The Second Circuit rejected the plaintiff's assertion that FINRA Rule 13505 is a rule of federal law conferring jurisdiction on federal courts. The Second Circuit noted that the rule in question directs FINRA to require that the arbitration panel require the parties to cooperate and does not directly govern the arbitration panel's conduct. Therefore, the Second Circuit concluded that the asserted violation was too attenuated to constitute a manifest disregard of federal law.
The Second Circuit did, however, determine that it should revisit its Greenberg precedent in light of the Supreme Court's decision in Vaden v. Discover Bank (556 U.S. 49 (2009)). In Vaden, the Supreme Court held that a federal court may look through a petition under Section 4 of the FAA to determine whether it is based on an action arising under federal law. While there is a textual difference between Section 4 of the FAA at issue in Vaden and Section 10 at issue in this case, the Second Circuit noted that applying a look-through approach to Section 4 but not to Section 10 would enlarge jurisdiction under just one portion of the same jurisdictional statute. Finding no justification for such an illogical inconsistency, the Second Circuit held that a look-through approach also may be applied in determining whether a petition under Section 10 of the FAA raises a federal question. The court vacated the district court's order and remanded for consideration in light of its holding.

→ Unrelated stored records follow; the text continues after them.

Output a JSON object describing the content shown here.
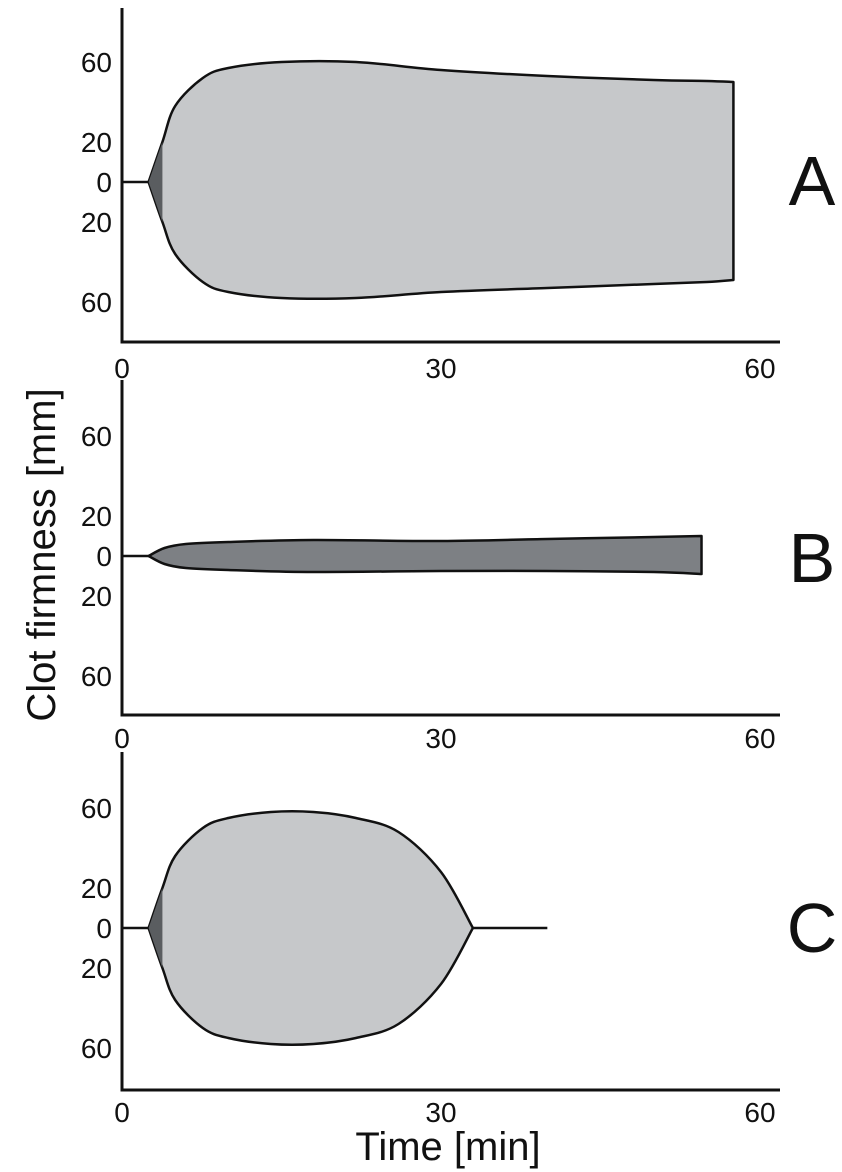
{
  "chart_data": {
    "type": "area",
    "description_free": true,
    "ylabel": "Clot firmness [mm]",
    "xlabel": "Time [min]",
    "xlim": [
      0,
      60
    ],
    "x_ticks": [
      "0",
      "30",
      "60"
    ],
    "y_ticks": [
      "60",
      "20",
      "0",
      "20",
      "60"
    ],
    "y_tick_values": [
      60,
      20,
      0,
      -20,
      -60
    ],
    "colors": {
      "clot_fill": "#c6c8ca",
      "early_fill": "#5a5d60",
      "weak_fill": "#7d8084",
      "line": "#111111"
    },
    "panels": [
      {
        "label": "A",
        "baseline": [
          [
            0,
            0
          ],
          [
            2.5,
            0
          ]
        ],
        "early_segment": {
          "x_start": 2.5,
          "x_end": 3.8,
          "amplitude_end": 20
        },
        "upper": [
          [
            2.5,
            0
          ],
          [
            3.8,
            20
          ],
          [
            5,
            38
          ],
          [
            7.6,
            52
          ],
          [
            10,
            57
          ],
          [
            15,
            60
          ],
          [
            22,
            60
          ],
          [
            30,
            56
          ],
          [
            40,
            53
          ],
          [
            50,
            51
          ],
          [
            55,
            50.5
          ],
          [
            57.5,
            50
          ]
        ],
        "lower": [
          [
            2.5,
            0
          ],
          [
            3.8,
            -20
          ],
          [
            5,
            -36
          ],
          [
            7.6,
            -50
          ],
          [
            10,
            -55
          ],
          [
            15,
            -58
          ],
          [
            22,
            -58
          ],
          [
            30,
            -55
          ],
          [
            40,
            -53
          ],
          [
            50,
            -51
          ],
          [
            55,
            -50
          ],
          [
            57.5,
            -49
          ]
        ]
      },
      {
        "label": "B",
        "baseline": [
          [
            0,
            0
          ],
          [
            2.5,
            0
          ]
        ],
        "upper": [
          [
            2.5,
            0
          ],
          [
            4,
            4
          ],
          [
            6,
            6
          ],
          [
            10,
            7
          ],
          [
            18,
            8
          ],
          [
            30,
            7.5
          ],
          [
            40,
            8.5
          ],
          [
            50,
            9.5
          ],
          [
            54.5,
            10
          ]
        ],
        "lower": [
          [
            2.5,
            0
          ],
          [
            4,
            -4
          ],
          [
            6,
            -6
          ],
          [
            10,
            -7
          ],
          [
            18,
            -8
          ],
          [
            30,
            -7.5
          ],
          [
            40,
            -7.5
          ],
          [
            50,
            -8
          ],
          [
            54.5,
            -9
          ]
        ]
      },
      {
        "label": "C",
        "baseline": [
          [
            0,
            0
          ],
          [
            2.5,
            0
          ]
        ],
        "early_segment": {
          "x_start": 2.5,
          "x_end": 3.8,
          "amplitude_end": 20
        },
        "upper": [
          [
            2.5,
            0
          ],
          [
            3.8,
            20
          ],
          [
            5,
            36
          ],
          [
            7.6,
            50
          ],
          [
            10,
            55
          ],
          [
            14,
            58
          ],
          [
            18,
            58
          ],
          [
            22,
            55
          ],
          [
            26,
            48
          ],
          [
            30,
            28
          ],
          [
            33,
            0
          ]
        ],
        "lower": [
          [
            2.5,
            0
          ],
          [
            3.8,
            -20
          ],
          [
            5,
            -36
          ],
          [
            7.6,
            -50
          ],
          [
            10,
            -55
          ],
          [
            14,
            -58
          ],
          [
            18,
            -58
          ],
          [
            22,
            -55
          ],
          [
            26,
            -48
          ],
          [
            30,
            -28
          ],
          [
            33,
            0
          ]
        ],
        "tail": [
          [
            33,
            0
          ],
          [
            40,
            0
          ]
        ]
      }
    ]
  }
}
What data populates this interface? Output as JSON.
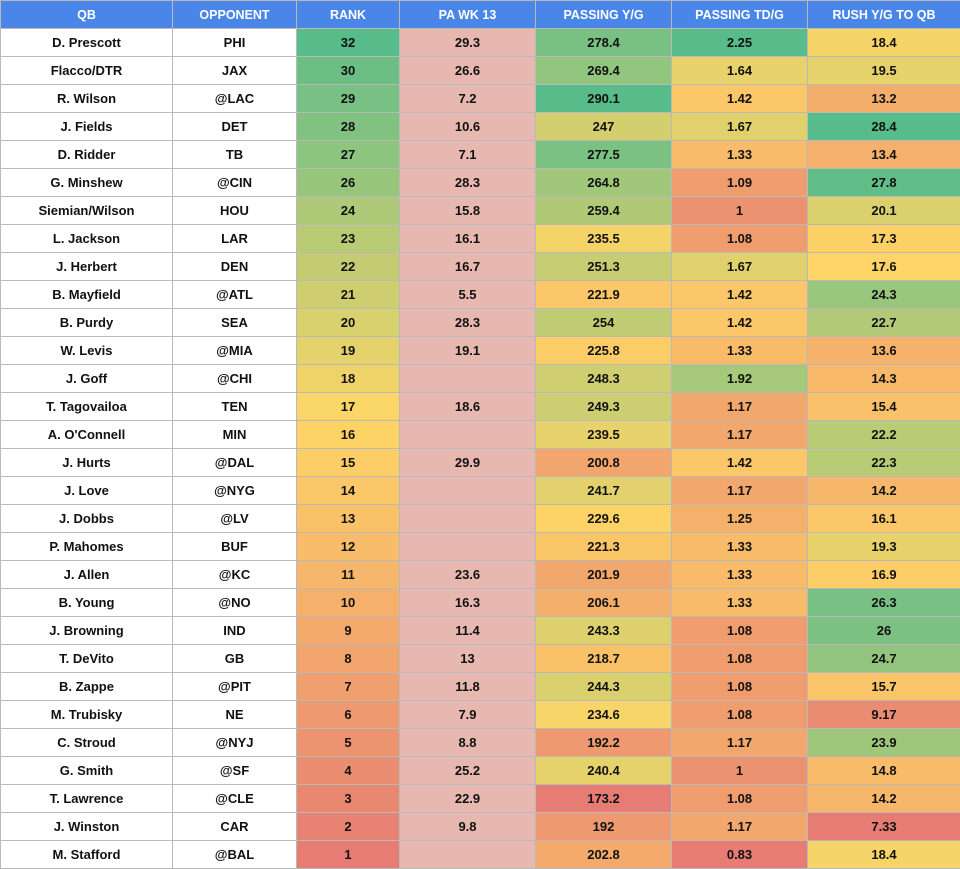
{
  "table": {
    "columns": [
      "QB",
      "OPPONENT",
      "RANK",
      "PA WK 13",
      "PASSING Y/G",
      "PASSING TD/G",
      "RUSH Y/G TO QB"
    ],
    "rows": [
      {
        "qb": "D. Prescott",
        "opp": "PHI",
        "rank": "32",
        "pa": "29.3",
        "py": "278.4",
        "ptd": "2.25",
        "ry": "18.4"
      },
      {
        "qb": "Flacco/DTR",
        "opp": "JAX",
        "rank": "30",
        "pa": "26.6",
        "py": "269.4",
        "ptd": "1.64",
        "ry": "19.5"
      },
      {
        "qb": "R. Wilson",
        "opp": "@LAC",
        "rank": "29",
        "pa": "7.2",
        "py": "290.1",
        "ptd": "1.42",
        "ry": "13.2"
      },
      {
        "qb": "J. Fields",
        "opp": "DET",
        "rank": "28",
        "pa": "10.6",
        "py": "247",
        "ptd": "1.67",
        "ry": "28.4"
      },
      {
        "qb": "D. Ridder",
        "opp": "TB",
        "rank": "27",
        "pa": "7.1",
        "py": "277.5",
        "ptd": "1.33",
        "ry": "13.4"
      },
      {
        "qb": "G. Minshew",
        "opp": "@CIN",
        "rank": "26",
        "pa": "28.3",
        "py": "264.8",
        "ptd": "1.09",
        "ry": "27.8"
      },
      {
        "qb": "Siemian/Wilson",
        "opp": "HOU",
        "rank": "24",
        "pa": "15.8",
        "py": "259.4",
        "ptd": "1",
        "ry": "20.1"
      },
      {
        "qb": "L. Jackson",
        "opp": "LAR",
        "rank": "23",
        "pa": "16.1",
        "py": "235.5",
        "ptd": "1.08",
        "ry": "17.3"
      },
      {
        "qb": "J. Herbert",
        "opp": "DEN",
        "rank": "22",
        "pa": "16.7",
        "py": "251.3",
        "ptd": "1.67",
        "ry": "17.6"
      },
      {
        "qb": "B. Mayfield",
        "opp": "@ATL",
        "rank": "21",
        "pa": "5.5",
        "py": "221.9",
        "ptd": "1.42",
        "ry": "24.3"
      },
      {
        "qb": "B. Purdy",
        "opp": "SEA",
        "rank": "20",
        "pa": "28.3",
        "py": "254",
        "ptd": "1.42",
        "ry": "22.7"
      },
      {
        "qb": "W. Levis",
        "opp": "@MIA",
        "rank": "19",
        "pa": "19.1",
        "py": "225.8",
        "ptd": "1.33",
        "ry": "13.6"
      },
      {
        "qb": "J. Goff",
        "opp": "@CHI",
        "rank": "18",
        "pa": "",
        "py": "248.3",
        "ptd": "1.92",
        "ry": "14.3"
      },
      {
        "qb": "T. Tagovailoa",
        "opp": "TEN",
        "rank": "17",
        "pa": "18.6",
        "py": "249.3",
        "ptd": "1.17",
        "ry": "15.4"
      },
      {
        "qb": "A. O'Connell",
        "opp": "MIN",
        "rank": "16",
        "pa": "",
        "py": "239.5",
        "ptd": "1.17",
        "ry": "22.2"
      },
      {
        "qb": "J. Hurts",
        "opp": "@DAL",
        "rank": "15",
        "pa": "29.9",
        "py": "200.8",
        "ptd": "1.42",
        "ry": "22.3"
      },
      {
        "qb": "J. Love",
        "opp": "@NYG",
        "rank": "14",
        "pa": "",
        "py": "241.7",
        "ptd": "1.17",
        "ry": "14.2"
      },
      {
        "qb": "J. Dobbs",
        "opp": "@LV",
        "rank": "13",
        "pa": "",
        "py": "229.6",
        "ptd": "1.25",
        "ry": "16.1"
      },
      {
        "qb": "P. Mahomes",
        "opp": "BUF",
        "rank": "12",
        "pa": "",
        "py": "221.3",
        "ptd": "1.33",
        "ry": "19.3"
      },
      {
        "qb": "J. Allen",
        "opp": "@KC",
        "rank": "11",
        "pa": "23.6",
        "py": "201.9",
        "ptd": "1.33",
        "ry": "16.9"
      },
      {
        "qb": "B. Young",
        "opp": "@NO",
        "rank": "10",
        "pa": "16.3",
        "py": "206.1",
        "ptd": "1.33",
        "ry": "26.3"
      },
      {
        "qb": "J. Browning",
        "opp": "IND",
        "rank": "9",
        "pa": "11.4",
        "py": "243.3",
        "ptd": "1.08",
        "ry": "26"
      },
      {
        "qb": "T. DeVito",
        "opp": "GB",
        "rank": "8",
        "pa": "13",
        "py": "218.7",
        "ptd": "1.08",
        "ry": "24.7"
      },
      {
        "qb": "B. Zappe",
        "opp": "@PIT",
        "rank": "7",
        "pa": "11.8",
        "py": "244.3",
        "ptd": "1.08",
        "ry": "15.7"
      },
      {
        "qb": "M. Trubisky",
        "opp": "NE",
        "rank": "6",
        "pa": "7.9",
        "py": "234.6",
        "ptd": "1.08",
        "ry": "9.17"
      },
      {
        "qb": "C. Stroud",
        "opp": "@NYJ",
        "rank": "5",
        "pa": "8.8",
        "py": "192.2",
        "ptd": "1.17",
        "ry": "23.9"
      },
      {
        "qb": "G. Smith",
        "opp": "@SF",
        "rank": "4",
        "pa": "25.2",
        "py": "240.4",
        "ptd": "1",
        "ry": "14.8"
      },
      {
        "qb": "T. Lawrence",
        "opp": "@CLE",
        "rank": "3",
        "pa": "22.9",
        "py": "173.2",
        "ptd": "1.08",
        "ry": "14.2"
      },
      {
        "qb": "J. Winston",
        "opp": "CAR",
        "rank": "2",
        "pa": "9.8",
        "py": "192",
        "ptd": "1.17",
        "ry": "7.33"
      },
      {
        "qb": "M. Stafford",
        "opp": "@BAL",
        "rank": "1",
        "pa": "",
        "py": "202.8",
        "ptd": "0.83",
        "ry": "18.4"
      }
    ]
  },
  "colors": {
    "header_bg": "#4a86e8",
    "header_text": "#ffffff",
    "pa_fill": "#e6b8af",
    "scale_low": "#e67c73",
    "scale_mid": "#ffd666",
    "scale_high": "#57bb8a"
  }
}
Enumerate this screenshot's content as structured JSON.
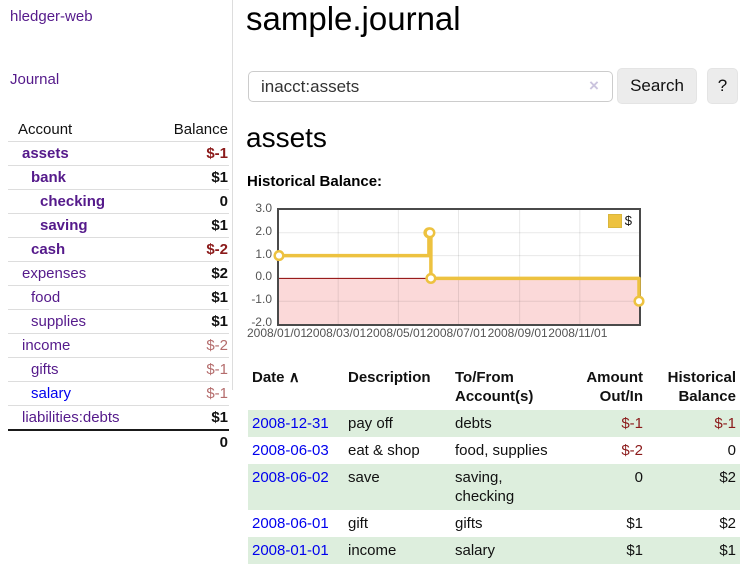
{
  "app": {
    "title": "hledger-web",
    "nav_journal": "Journal"
  },
  "colors": {
    "link_purple": "#551A8B",
    "link_blue": "#0000EE",
    "negative_red": "#8B1A1A",
    "negative_dim_red": "#B46C6C",
    "row_green": "#DDEEDD",
    "chart_gold": "#EDC240",
    "chart_negative_fill": "#FBD9D9",
    "chart_zero_line": "#8B0000"
  },
  "sidebar": {
    "accounts_header": {
      "account": "Account",
      "balance": "Balance"
    },
    "accounts": [
      {
        "label": "assets",
        "indent": 1,
        "bold": true,
        "blue": false,
        "balance": "$-1",
        "balance_class": "neg"
      },
      {
        "label": "bank",
        "indent": 2,
        "bold": true,
        "blue": false,
        "balance": "$1",
        "balance_class": ""
      },
      {
        "label": "checking",
        "indent": 3,
        "bold": true,
        "blue": false,
        "balance": "0",
        "balance_class": ""
      },
      {
        "label": "saving",
        "indent": 3,
        "bold": true,
        "blue": false,
        "balance": "$1",
        "balance_class": ""
      },
      {
        "label": "cash",
        "indent": 2,
        "bold": true,
        "blue": false,
        "balance": "$-2",
        "balance_class": "neg"
      },
      {
        "label": "expenses",
        "indent": 1,
        "bold": false,
        "blue": false,
        "balance": "$2",
        "balance_class": ""
      },
      {
        "label": "food",
        "indent": 2,
        "bold": false,
        "blue": false,
        "balance": "$1",
        "balance_class": ""
      },
      {
        "label": "supplies",
        "indent": 2,
        "bold": false,
        "blue": false,
        "balance": "$1",
        "balance_class": ""
      },
      {
        "label": "income",
        "indent": 1,
        "bold": false,
        "blue": false,
        "balance": "$-2",
        "balance_class": "dim"
      },
      {
        "label": "gifts",
        "indent": 2,
        "bold": false,
        "blue": false,
        "balance": "$-1",
        "balance_class": "dim"
      },
      {
        "label": "salary",
        "indent": 2,
        "bold": false,
        "blue": true,
        "balance": "$-1",
        "balance_class": "dim"
      },
      {
        "label": "liabilities:debts",
        "indent": 1,
        "bold": false,
        "blue": false,
        "balance": "$1",
        "balance_class": ""
      }
    ],
    "total": "0"
  },
  "main": {
    "title": "sample.journal",
    "search": {
      "value": "inacct:assets",
      "clear_icon": "×",
      "search_label": "Search",
      "help_label": "?"
    },
    "account_heading": "assets",
    "chart_heading": "Historical Balance:"
  },
  "chart_data": {
    "type": "line",
    "title": "Historical Balance",
    "series": [
      {
        "name": "$",
        "color": "#EDC240",
        "points": [
          [
            "2008-01-01",
            1
          ],
          [
            "2008-06-01",
            2
          ],
          [
            "2008-06-02",
            2
          ],
          [
            "2008-06-03",
            0
          ],
          [
            "2008-12-31",
            -1
          ]
        ]
      }
    ],
    "x_range": [
      "2008-01-01",
      "2008-12-31"
    ],
    "y_range": [
      -2,
      3
    ],
    "y_ticks": [
      "3.0",
      "2.0",
      "1.0",
      "0.0",
      "-1.0",
      "-2.0"
    ],
    "x_ticks": [
      {
        "pos": "2008-01-01",
        "label": "2008/01/01"
      },
      {
        "pos": "2008-03-01",
        "label": "2008/03/01"
      },
      {
        "pos": "2008-05-01",
        "label": "2008/05/01"
      },
      {
        "pos": "2008-07-01",
        "label": "2008/07/01"
      },
      {
        "pos": "2008-09-01",
        "label": "2008/09/01"
      },
      {
        "pos": "2008-11-01",
        "label": "2008/11/01"
      }
    ],
    "grid": true,
    "zero_line_color": "#8B0000",
    "negative_region_color": "#FBD9D9",
    "legend": {
      "label": "$",
      "position": "top-right"
    }
  },
  "register": {
    "columns": [
      "Date",
      "Description",
      "To/From Account(s)",
      "Amount Out/In",
      "Historical Balance"
    ],
    "sort_indicator": "∧",
    "rows": [
      {
        "date": "2008-12-31",
        "description": "pay off",
        "accounts": "debts",
        "amount": "$-1",
        "amount_negative": true,
        "balance": "$-1",
        "balance_negative": true
      },
      {
        "date": "2008-06-03",
        "description": "eat & shop",
        "accounts": "food, supplies",
        "amount": "$-2",
        "amount_negative": true,
        "balance": "0",
        "balance_negative": false
      },
      {
        "date": "2008-06-02",
        "description": "save",
        "accounts": "saving, checking",
        "amount": "0",
        "amount_negative": false,
        "balance": "$2",
        "balance_negative": false
      },
      {
        "date": "2008-06-01",
        "description": "gift",
        "accounts": "gifts",
        "amount": "$1",
        "amount_negative": false,
        "balance": "$2",
        "balance_negative": false
      },
      {
        "date": "2008-01-01",
        "description": "income",
        "accounts": "salary",
        "amount": "$1",
        "amount_negative": false,
        "balance": "$1",
        "balance_negative": false
      }
    ]
  }
}
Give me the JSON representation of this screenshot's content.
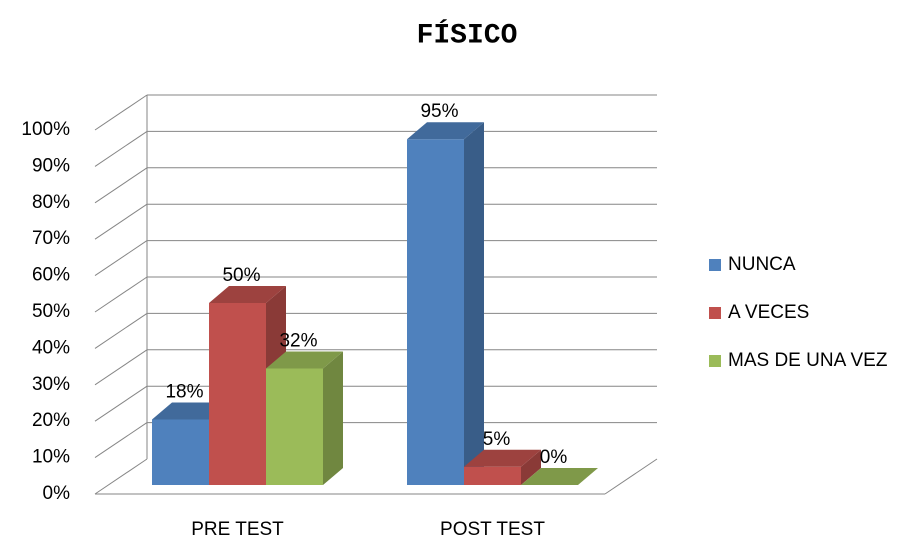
{
  "chart_data": {
    "type": "bar3d",
    "title": "FÍSICO",
    "categories": [
      "PRE TEST",
      "POST TEST"
    ],
    "series": [
      {
        "name": "NUNCA",
        "color": "#4f81bd",
        "values": [
          18,
          95
        ],
        "value_labels": [
          "18%",
          "95%"
        ]
      },
      {
        "name": "A VECES",
        "color": "#c0504d",
        "values": [
          50,
          5
        ],
        "value_labels": [
          "50%",
          "5%"
        ]
      },
      {
        "name": "MAS DE UNA VEZ",
        "color": "#9bbb59",
        "values": [
          32,
          0
        ],
        "value_labels": [
          "32%",
          "0%"
        ]
      }
    ],
    "ylim": [
      0,
      100
    ],
    "yticks": [
      {
        "value": 0,
        "label": "0%"
      },
      {
        "value": 10,
        "label": "10%"
      },
      {
        "value": 20,
        "label": "20%"
      },
      {
        "value": 30,
        "label": "30%"
      },
      {
        "value": 40,
        "label": "40%"
      },
      {
        "value": 50,
        "label": "50%"
      },
      {
        "value": 60,
        "label": "60%"
      },
      {
        "value": 70,
        "label": "70%"
      },
      {
        "value": 80,
        "label": "80%"
      },
      {
        "value": 90,
        "label": "90%"
      },
      {
        "value": 100,
        "label": "100%"
      }
    ],
    "grid": true,
    "legend": "right"
  }
}
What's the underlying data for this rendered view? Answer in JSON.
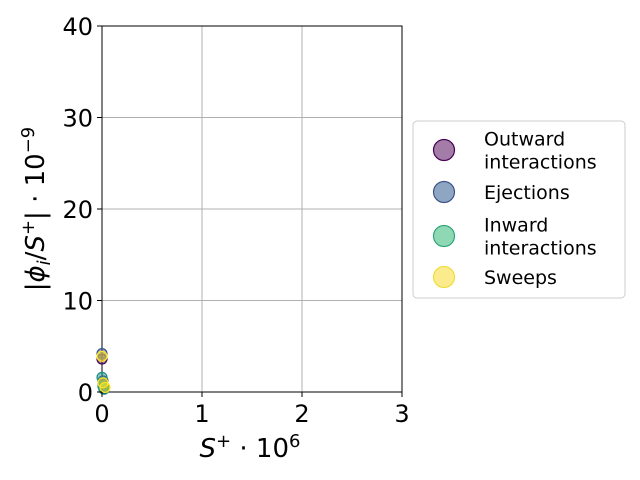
{
  "chart_data": {
    "type": "scatter",
    "xlabel": "S⁺·10⁶",
    "ylabel": "|φᵢ/S⁺|·10⁻⁹",
    "xlim": [
      0,
      3
    ],
    "ylim": [
      0,
      40
    ],
    "x_ticks": [
      "0",
      "1",
      "2",
      "3"
    ],
    "y_ticks": [
      "0",
      "10",
      "20",
      "30",
      "40"
    ],
    "grid": true,
    "legend_position": "right, outside plot",
    "series": [
      {
        "name": "Outward interactions",
        "name_lines": [
          "Outward",
          "interactions"
        ],
        "color": "#440154",
        "points": [
          [
            0.0,
            3.6
          ],
          [
            0.01,
            0.9
          ],
          [
            0.02,
            0.4
          ]
        ]
      },
      {
        "name": "Ejections",
        "name_lines": [
          "Ejections"
        ],
        "color": "#3b528b",
        "points": [
          [
            0.0,
            4.2
          ],
          [
            0.01,
            1.2
          ],
          [
            0.02,
            0.5
          ]
        ]
      },
      {
        "name": "Inward interactions",
        "name_lines": [
          "Inward",
          "interactions"
        ],
        "color": "#21918c",
        "points": [
          [
            0.0,
            1.6
          ],
          [
            0.01,
            0.6
          ],
          [
            0.02,
            0.3
          ]
        ]
      },
      {
        "name": "Sweeps",
        "name_lines": [
          "Sweeps"
        ],
        "color": "#fde725",
        "points": [
          [
            0.0,
            3.9
          ],
          [
            0.01,
            1.0
          ],
          [
            0.03,
            0.5
          ]
        ]
      }
    ],
    "legend_fill": [
      "#a47ca8",
      "#8fa6c3",
      "#8fd8b5",
      "#fbeb8c"
    ],
    "legend_edge": [
      "#440154",
      "#3b528b",
      "#2fa77a",
      "#f0dc40"
    ]
  }
}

Practitioners should be aware that there is a circuit split as to whether a federal court has subject matter jurisdiction to review or enforce an arbitration award simply because the underlying dispute at issue in the arbitration was federal (see Magruder v. Fid. Brokerage Servs. LLC, 818 F.3d 285 (7th Cir. 2016)). In Magruder, the US Court of Appeals for the Seventh Circuit found that the Supreme Court’s holding in Vaden applies only to petitions under Section 4 of the FAA. The Seventh Circuit distinguished petitions under Section 10, noting the textual differences between the provisions and the difference between compelling arbitration and seeking to modify or vacate an arbitral award. While compelling arbitration gives rise subject-matter jurisdiction under Vaden, the Seventh Circuit likened the arbitral resolution of the claim to a settlement, which cannot be challenged without an independent jurisdictional basis.